I have a SummingMerge table in Clickhouse that collects some counters that are streamed in from some source
CREATE TABLE counters (hourDateTime, idString, reqcount UInt32, )
ENGINE = ReplicatedSummingMergeTree() PARTITION BY toYYYYMMDD(hour)
ORDER BY (hour, id) TTL hour + toIntervalHour(3) DELETE WHERE reqcount < 100
I’ve simplified the example a bit here, in reality they’re web requests counting http status codes, and id can be a number of things.
Records are inserted continuously and in batches, and I want to collect totals per hour, and get rid of the records with low count per id/hour.
It would be nice, but not strictly necessary if these could be added up to one ‘low count ids’ bin.
My problem is that Clickhouse doesn’t always merge records. If two batches come in for the same (hour,id) with reqcount=60, that should add up to 120 and therefore not be deleted when the TTL expires.
But if they’re not merged, Clickhouse just seems to look at each record individually and delete them because reqcount<100.
I’ve tried several ways to solve this
a) Add a second GROUP BY TTL: TTL hour + toIntervalHour(2) GROUP BY (hour, id) SET reqcount = SUM(reqcount), hour + toIntervalHour(3) DELETE WHERE reqcount < 100
. The first TTL should sum up the records before the second discards the ones that still have low counts, but when I test this with data > 3 hours old (to simulate what would happen if TTL doesn’t run for a while), this worked on one machine, but failed on the CI server which may have slighly different settings and CH version. It seems I can’t depend on CH processing the TTL rules with an earlier time first? That felt a bit shaky from the start, but if there’s a way to force the order it would solve the problem.

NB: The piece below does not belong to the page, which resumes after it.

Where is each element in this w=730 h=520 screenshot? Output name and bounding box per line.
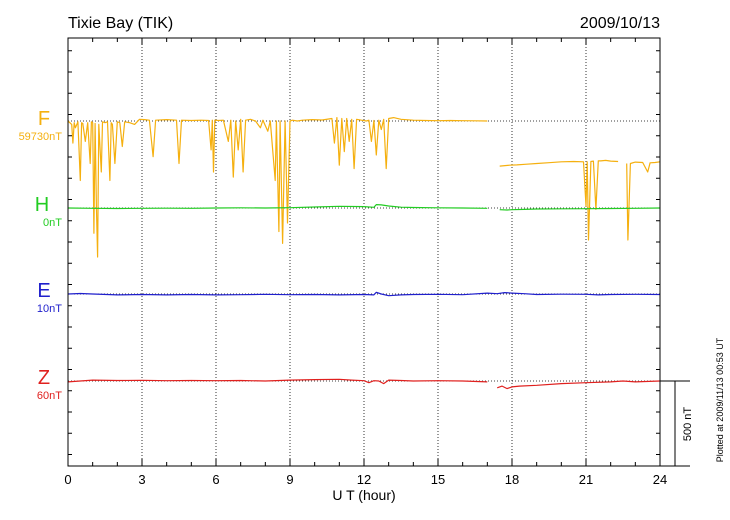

b) Removing the TTL completely and doing it myself by first collecting the data in a _prepare table, and periodically run a script that moves it to a _final table while doing the aggregation and filtering I want. This has the added advantage that I sum up all the records with reqcount < 100 in a ‘low count ids’ record, but since Clickhouse doesn’t seem to have transactions I was in doubt how to do this reliably, and just INSERT INTO .. SELECT
+ a DELETE
seemed to hang on the delete sometimes. In the real setup there is a Distributed table grouping several shards, and the DELETE FROM ... ON CLUSTER ...
would just hang and timeout occassionally.
c) I could just schedule an OPTIMIZE TABLE counters FINAL
every hour to force the SummingMergeTree to actually do the merge, but that doesn’t feel right.
So I have three options that all seem either unreliable, or just not the right way to do it. At the same time the use case doesn’t seem that exotic to me.
Either (a) summing things up over time and having a TTL to get rid of the low counts after a timeframe, or (b) I could also solve it if I had a nice pattern to periodically move data from one table to another and apply some transformation (in this case mapping id to “low count ids” and grouping in the same way as before).
Both seem like things that Clickhouse should be good at, yet I can’t get it to work.
I found one old question Table TTL on SummingMergeTree that suggests there is no solution, but that’s 5 years ago so I’m hoping there’s a better way to do this now.